27 I have assumed to this point that there is an arguable proposition of law, based upon the remarks of Carr J in Mansfield, that despite the abrogation of the privilege against self-incrimination, s 30 of the ACC Act does not authorise the putting of questions or the insistence upon answering questions which might constitute an interference with the administration of the course of justice in particular existing proceedings. In Castlemaine Tooheys Ltd v South Australia (1986) 161 CLR 148, Mason ACJ at 155 explained that the balance of convenience may be affected by the Court's perception or evaluation of the strength of the applicant's case. I do not intend to determine the correctness or otherwise of the contentions of law put on behalf of the applicant. But, it is appropriate to indicate that, upon the brief opportunity available to consider the contention, I have the provisional view that they are not strong submissions.

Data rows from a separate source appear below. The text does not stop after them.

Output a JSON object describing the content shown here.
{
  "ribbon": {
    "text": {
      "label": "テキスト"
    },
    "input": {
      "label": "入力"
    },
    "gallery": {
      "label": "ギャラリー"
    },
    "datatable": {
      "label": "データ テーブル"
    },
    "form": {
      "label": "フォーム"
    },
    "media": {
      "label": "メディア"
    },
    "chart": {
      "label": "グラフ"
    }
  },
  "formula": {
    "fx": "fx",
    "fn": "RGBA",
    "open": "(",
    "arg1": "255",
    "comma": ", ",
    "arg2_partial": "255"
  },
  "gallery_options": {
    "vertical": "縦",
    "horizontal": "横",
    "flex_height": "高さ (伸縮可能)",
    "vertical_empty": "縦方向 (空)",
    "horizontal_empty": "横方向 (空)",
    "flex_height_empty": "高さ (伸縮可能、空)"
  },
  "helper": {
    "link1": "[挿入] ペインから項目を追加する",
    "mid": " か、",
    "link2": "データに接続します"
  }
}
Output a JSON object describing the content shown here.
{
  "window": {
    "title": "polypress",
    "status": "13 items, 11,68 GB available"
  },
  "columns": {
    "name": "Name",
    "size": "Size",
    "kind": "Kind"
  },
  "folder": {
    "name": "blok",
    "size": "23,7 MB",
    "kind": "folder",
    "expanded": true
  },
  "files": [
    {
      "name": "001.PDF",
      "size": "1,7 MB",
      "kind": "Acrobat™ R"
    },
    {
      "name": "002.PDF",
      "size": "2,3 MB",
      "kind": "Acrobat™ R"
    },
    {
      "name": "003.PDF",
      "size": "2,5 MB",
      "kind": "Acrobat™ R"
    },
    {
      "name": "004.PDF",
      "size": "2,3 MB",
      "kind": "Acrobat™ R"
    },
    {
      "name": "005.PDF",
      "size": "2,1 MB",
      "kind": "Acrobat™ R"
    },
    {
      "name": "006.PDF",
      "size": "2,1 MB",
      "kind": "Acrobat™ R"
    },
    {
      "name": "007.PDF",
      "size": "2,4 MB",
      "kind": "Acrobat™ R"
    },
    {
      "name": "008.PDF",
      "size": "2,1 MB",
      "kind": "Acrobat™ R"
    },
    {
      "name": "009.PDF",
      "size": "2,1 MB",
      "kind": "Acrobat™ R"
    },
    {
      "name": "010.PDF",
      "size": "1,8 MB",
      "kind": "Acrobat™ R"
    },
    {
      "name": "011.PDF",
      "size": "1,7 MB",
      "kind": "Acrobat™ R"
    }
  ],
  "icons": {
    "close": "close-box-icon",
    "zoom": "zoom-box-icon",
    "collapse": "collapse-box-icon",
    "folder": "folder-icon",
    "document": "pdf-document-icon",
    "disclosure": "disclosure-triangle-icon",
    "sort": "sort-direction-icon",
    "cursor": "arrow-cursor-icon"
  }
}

Although not directly confronted in the other cases under s 30 of the AAC Act, the contention may require the reading down of the general expressions used by Kenny J for the Full Court in Boulton at 360, [72], and of Finn J in Barnes v Boulton [2004] FCA 1219 at [30] - [32]. In addition, as I have indicated above, s 30(5) would appear to address the consequences of the abolition of the privilege against self-incrimination by defining the extent of 'use immunity', and expressly to provide for the use in the confiscation proceedings of information obtained in the examination. To the extent to which it is appropriate to have regard to the merits of the legal contentions advanced on behalf of the applicant, I do not think those merits move the scales in favour of the making of the order sought. I am not, however, deciding the correctness or otherwise of those contentions. As I have said, even if they are correct, the material does not satisfy me that, as a matter of fact, there is a serious question to be tried in this particular matter that the examination may involve questions and answers which will, or may, interfere with the administration of the course of justice in the confiscation proceedings.
28 The application for interlocutory relief is therefore refused. The applicant is clearly entitled to seek further interlocutory relief in this matter if a proper occasion to do so arises. I do not need specifically to reserve liberty to him to do so. The costs of the application for interlocutory relief will be reserved.
I certify that the preceding twenty-eight (28) numbered paragraphs are a true copy of the Reasons for Judgment herein of the Honourable Justice Mansfield.